Fragilité et solidarité, voilà deux mots clés qui nous inspirent pour aborder « l'après ».

C’est avec humilité que nous devons recenser les changements que la crise sanitaire nous impose. Il apparaît toutefois indispensable de nous tourner vers les équipes dirigeantes du milieu des affaires afin de les entraîner dans la reconstruction d’un monde plus sûr, plus fraternel, plus sobre.

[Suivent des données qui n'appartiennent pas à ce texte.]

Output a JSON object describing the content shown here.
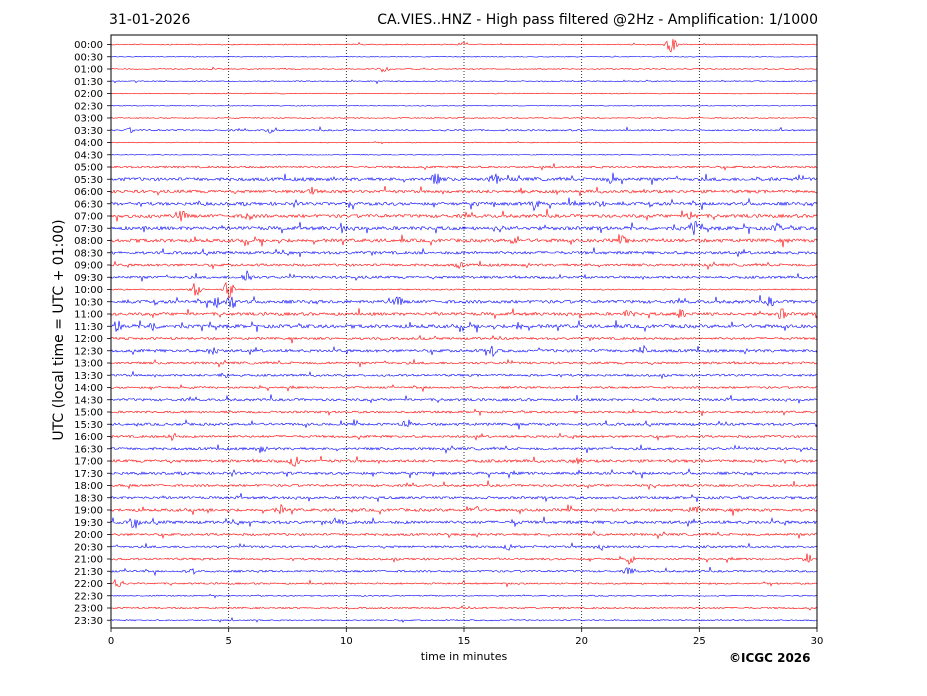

Les entreprises, notamment les PME, disposent d’un fabuleux capital de confiance sur lequel la société peut et doit compter. Elles sont au cœur de l’action, entre l’État – celui du Québec comme celui du Canada, qui ont une importante feuille de route à accomplir – et les citoyens – qui auront à « se bouger » et à devenir des consommateurs plus responsables et moins passifs.

Les entreprises ont la mission de faire basculer notre économie dans un modèle humaniste, respectueux des équilibres fondamentaux, centré sur le souci du bien commun, sur la vie et le bonheur et beaucoup moins sur l’accumulation des biens et de richesses. Ceci étant énoncé, l’après-pandémie se dessine en deux phases.

Phase 1 : redémarrer l’entreprise

La première phase est celle du redémarrage pur et simple. Les entreprises doivent remettre les moteurs en marche, produire, vendre, livrer et sortir la tête de l’eau. En clair, elles doivent remettre en état leur capacité à créer de la richesse. Et la création de richesse passe par la création d’emplois dignes, rémunérateurs et qui assurent le développement des talents.

Il faut redémarrer sans remise en question fondamentale immédiate, mais avec 100 % d’empathie envers les employés, les clients, les fournisseurs et toutes celles et tous ceux qui ont souffert de la crise. Les entreprises doivent le faire avec équité, justice, sans abuser sur les prix de vente, en aidant les fournisseurs dans leur trésorerie et en communiquant prioritairement au niveau local et, surtout, de façon authentique.

Phase 2 : réinventer l’entreprise

Puis, il y aura la phase de repositionnement de l’entreprise au carrefour de l’économie et de l’humanisme, de la prospérité et de l’utilité sociale. Il faut redevenir des entrepreneurs autour de deux grands changements.

  1. La redéfinition de la mission

D’abord, les entreprises doivent redéfinir leur raison d’être et celle-ci doit mobiliser tout le monde. Il est important d’écrire, avec toutes les parties prenantes, une proposition de valeur avec l’engagement d’être utile à la société et d’avoir une contribution forte et intelligente à la communauté.

  1. L’ouverture aux employés

Puis, les entreprises doivent ouvrir le capital aux employés de façon significative en visant au moins une part de 10 % pour changer la donne! Car c’est avec eux qu’il convient de mettre en œuvre la raison d’être de l’entreprise, de redéfinir sa stratégie, d’imaginer une nouvelle offre dont la chaîne de valeur sera impérativement solide, sans dépendance excessive vis-à-vis de fournisseurs ou de sous-traitants incontrôlables.

Il faut penser à une stratégie où la mutualisation – « Faire avec les voisins » – sera la source de tous les programmes. Il faut travailler avec les entreprises de la région, des associations, des organismes à but non lucratif et, pourquoi pas, des concurrents!

La stratégie doit aussi réinventer l’échelle des rémunérations en réévaluant les métiers de façon équitable, notamment ceux de première ligne. Elle doit également être davantage fondée sur des valeurs humanistes que sur des valeurs liées à l’individualité, l’avidité et la cupidité, afin de donner plus d’ouverture aux autres et à la solidarité. Ces valeurs doivent s’inscrire dans le quotidien.

Avec le concours de l’État

Beaucoup d’entreprises vont solliciter le gouvernement dans les prochains jours, notamment pour garantir les prêts requis par la relance. Cette aide s’annonce massive, mais elle ne doit pas être neutre. Elle doit permettre d’éviter que tout reparte exactement comme avant, voire même qu’il y ait recul. Car certaines entreprises pourraient remettre en question leurs engagements pour le climat.

Il est donc impératif que l’aide de l’État, pour les entreprises de plus de 500 employés, soit conditionnée à la rédaction immédiate de leur raison d’être, avec l’écriture de quatre ou cinq engagements envers la société et les parties prenantes, dont celui d’ouvrir le capital aux salariés. La mise en œuvre de ces engagements se fera en phase 2, mais l’entreprise, pour conserver les garanties de l’État pendant toute la durée du prêt, aurait chaque année à rendre des comptes sur l’avancée de ses engagements.

L’entreprise de l’après-COVID-19 sera différente. Elle sera citoyenne, engagée et n’aura pas le droit de décevoir nos espoirs, de manquer cette formidable opportunité de changement que nous procure cette crise sanitaire.